Forming a large circle, with one person in the middle, the twelve to fourteen year olds performed various exercises to warm themselves up before starting their intense game of dodge ball. The workout that followed had them do a series of lunges, frog jumps, duck walks, hurdle jumps, crunches and short distance running. After half an hour, they were sorted into two teams. The thirty minutes that followed were a rush of ball throwing, catching and dodging.
Team spirit and good sportsmanship ran through and through the game. Chetan sir, their fit and trained sports teacher, was content that the teams had no feuds. This was rare in PE classes. The sun had taken its toll on the students, and they were exhausted from the arduous exercise they had just done. They headed back to class to freshen up and prepare for their next lesson. To some of their dismay, it was art, however, for JHS, the ninth and tenth graders, this was one of their most loved subjects.

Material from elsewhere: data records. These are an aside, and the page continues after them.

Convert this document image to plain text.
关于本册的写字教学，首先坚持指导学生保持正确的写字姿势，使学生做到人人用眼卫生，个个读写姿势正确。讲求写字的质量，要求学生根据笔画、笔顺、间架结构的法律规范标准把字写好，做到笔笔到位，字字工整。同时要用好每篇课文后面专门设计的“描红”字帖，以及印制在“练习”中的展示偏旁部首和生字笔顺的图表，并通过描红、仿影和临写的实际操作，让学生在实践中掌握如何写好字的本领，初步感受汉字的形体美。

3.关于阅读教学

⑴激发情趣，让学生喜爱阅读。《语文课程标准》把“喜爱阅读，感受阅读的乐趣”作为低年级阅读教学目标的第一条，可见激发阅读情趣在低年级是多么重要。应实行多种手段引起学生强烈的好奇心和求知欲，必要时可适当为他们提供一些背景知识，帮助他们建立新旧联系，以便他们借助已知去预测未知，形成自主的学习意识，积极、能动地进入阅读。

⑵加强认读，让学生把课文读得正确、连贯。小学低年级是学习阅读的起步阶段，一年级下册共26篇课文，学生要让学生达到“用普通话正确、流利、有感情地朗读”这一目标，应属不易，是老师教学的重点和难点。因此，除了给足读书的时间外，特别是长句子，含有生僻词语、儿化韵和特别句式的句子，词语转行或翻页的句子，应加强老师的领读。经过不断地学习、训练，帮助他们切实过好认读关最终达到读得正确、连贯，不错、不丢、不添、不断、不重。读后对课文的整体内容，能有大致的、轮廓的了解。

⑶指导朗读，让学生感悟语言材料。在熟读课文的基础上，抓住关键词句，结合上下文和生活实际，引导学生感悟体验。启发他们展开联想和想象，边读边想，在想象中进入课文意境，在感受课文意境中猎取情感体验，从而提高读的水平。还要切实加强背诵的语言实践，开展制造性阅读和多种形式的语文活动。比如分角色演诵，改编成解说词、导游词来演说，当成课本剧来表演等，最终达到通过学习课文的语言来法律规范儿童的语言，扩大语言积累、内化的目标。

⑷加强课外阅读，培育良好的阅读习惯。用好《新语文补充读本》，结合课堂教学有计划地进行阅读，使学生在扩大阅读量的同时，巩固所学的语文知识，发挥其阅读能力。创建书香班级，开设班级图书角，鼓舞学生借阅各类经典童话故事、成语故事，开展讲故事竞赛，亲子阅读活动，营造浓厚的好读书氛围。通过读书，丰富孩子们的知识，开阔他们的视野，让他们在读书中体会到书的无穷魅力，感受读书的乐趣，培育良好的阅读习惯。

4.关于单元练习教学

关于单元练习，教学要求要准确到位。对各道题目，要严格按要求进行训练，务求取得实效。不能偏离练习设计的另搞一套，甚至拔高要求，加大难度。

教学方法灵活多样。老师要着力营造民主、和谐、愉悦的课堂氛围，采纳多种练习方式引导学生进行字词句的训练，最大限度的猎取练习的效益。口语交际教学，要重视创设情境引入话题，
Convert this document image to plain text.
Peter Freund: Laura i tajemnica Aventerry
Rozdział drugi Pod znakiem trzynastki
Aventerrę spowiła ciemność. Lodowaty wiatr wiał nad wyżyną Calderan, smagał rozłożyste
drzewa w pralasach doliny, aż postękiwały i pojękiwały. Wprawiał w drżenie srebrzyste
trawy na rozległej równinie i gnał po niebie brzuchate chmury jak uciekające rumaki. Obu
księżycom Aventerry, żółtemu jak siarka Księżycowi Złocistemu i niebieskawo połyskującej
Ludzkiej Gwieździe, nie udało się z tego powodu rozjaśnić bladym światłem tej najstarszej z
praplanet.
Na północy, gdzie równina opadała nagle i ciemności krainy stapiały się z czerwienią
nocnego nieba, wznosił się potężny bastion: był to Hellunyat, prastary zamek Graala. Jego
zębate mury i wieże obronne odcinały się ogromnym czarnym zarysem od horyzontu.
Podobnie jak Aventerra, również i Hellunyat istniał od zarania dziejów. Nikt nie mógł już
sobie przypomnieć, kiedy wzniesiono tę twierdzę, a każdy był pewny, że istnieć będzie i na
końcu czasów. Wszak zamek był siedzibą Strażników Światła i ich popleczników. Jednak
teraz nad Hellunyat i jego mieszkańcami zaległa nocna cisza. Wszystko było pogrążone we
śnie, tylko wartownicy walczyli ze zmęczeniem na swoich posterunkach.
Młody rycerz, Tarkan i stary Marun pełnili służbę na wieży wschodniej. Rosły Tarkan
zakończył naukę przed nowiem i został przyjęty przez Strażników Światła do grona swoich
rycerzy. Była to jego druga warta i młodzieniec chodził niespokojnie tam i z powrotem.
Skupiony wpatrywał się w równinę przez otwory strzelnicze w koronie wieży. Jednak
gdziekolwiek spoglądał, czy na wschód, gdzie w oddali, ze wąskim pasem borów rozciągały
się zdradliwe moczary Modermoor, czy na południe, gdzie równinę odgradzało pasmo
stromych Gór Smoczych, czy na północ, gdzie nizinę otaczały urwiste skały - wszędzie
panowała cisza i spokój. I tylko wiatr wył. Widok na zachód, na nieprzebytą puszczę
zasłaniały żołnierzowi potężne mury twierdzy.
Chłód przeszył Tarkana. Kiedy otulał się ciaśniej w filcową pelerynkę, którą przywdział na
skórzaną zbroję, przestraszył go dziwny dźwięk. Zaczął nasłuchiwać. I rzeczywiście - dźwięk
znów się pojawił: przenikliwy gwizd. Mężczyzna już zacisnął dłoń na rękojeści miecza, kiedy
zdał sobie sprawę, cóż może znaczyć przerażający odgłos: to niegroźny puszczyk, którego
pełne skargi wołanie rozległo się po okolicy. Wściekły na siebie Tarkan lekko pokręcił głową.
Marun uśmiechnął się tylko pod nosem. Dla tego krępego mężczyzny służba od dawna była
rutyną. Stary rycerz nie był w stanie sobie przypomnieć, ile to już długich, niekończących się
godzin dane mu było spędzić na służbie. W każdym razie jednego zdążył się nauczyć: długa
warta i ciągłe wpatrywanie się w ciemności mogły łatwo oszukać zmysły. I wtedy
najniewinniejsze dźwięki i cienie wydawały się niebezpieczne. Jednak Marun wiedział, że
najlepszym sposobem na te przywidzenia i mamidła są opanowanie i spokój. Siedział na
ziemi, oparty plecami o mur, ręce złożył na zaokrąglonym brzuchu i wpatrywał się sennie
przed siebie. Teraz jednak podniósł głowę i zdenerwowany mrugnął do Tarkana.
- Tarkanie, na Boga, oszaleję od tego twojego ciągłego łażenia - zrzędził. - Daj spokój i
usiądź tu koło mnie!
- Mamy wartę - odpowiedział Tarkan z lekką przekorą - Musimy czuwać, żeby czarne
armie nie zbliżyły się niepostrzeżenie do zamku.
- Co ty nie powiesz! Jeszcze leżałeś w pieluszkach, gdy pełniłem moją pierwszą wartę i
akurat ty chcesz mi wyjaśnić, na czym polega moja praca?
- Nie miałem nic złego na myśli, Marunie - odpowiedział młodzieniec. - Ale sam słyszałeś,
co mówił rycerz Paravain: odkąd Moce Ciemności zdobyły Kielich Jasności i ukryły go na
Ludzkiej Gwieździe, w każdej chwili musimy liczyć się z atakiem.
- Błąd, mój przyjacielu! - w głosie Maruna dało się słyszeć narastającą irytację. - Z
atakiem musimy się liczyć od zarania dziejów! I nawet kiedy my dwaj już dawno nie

Their 19-year old facilitator, Anjali Dalmia, was exemplary and brought out art in an unusual manner. The students enjoyed their lessons with her and even stayed after school hours at times to complete their work, or came during holidays to attend an extra class. They focused on one type of art, such as form drawing, at great lengths to master it and perfect their skills. When it became too monotonous, they changed tactics, and moved on to other art forms, such as perspective drawing or water-colour painting.
Besides this, they studied the intricate history of art and were made to write essays on their research and findings. This was a new experience and made them realise that theory lessons were as fun as hands-on learning, making them keen to learn more. The subject inculcates various methods of teaching and enhances the student’s creativity and enables them to view objects differently and make their own perceptions about their environment. This is done by probing the students into spending some time thinking and then jotting down their observations in the form of art. This results in beautiful and unique artwork from each individual, as each one’s thought process is so different from another.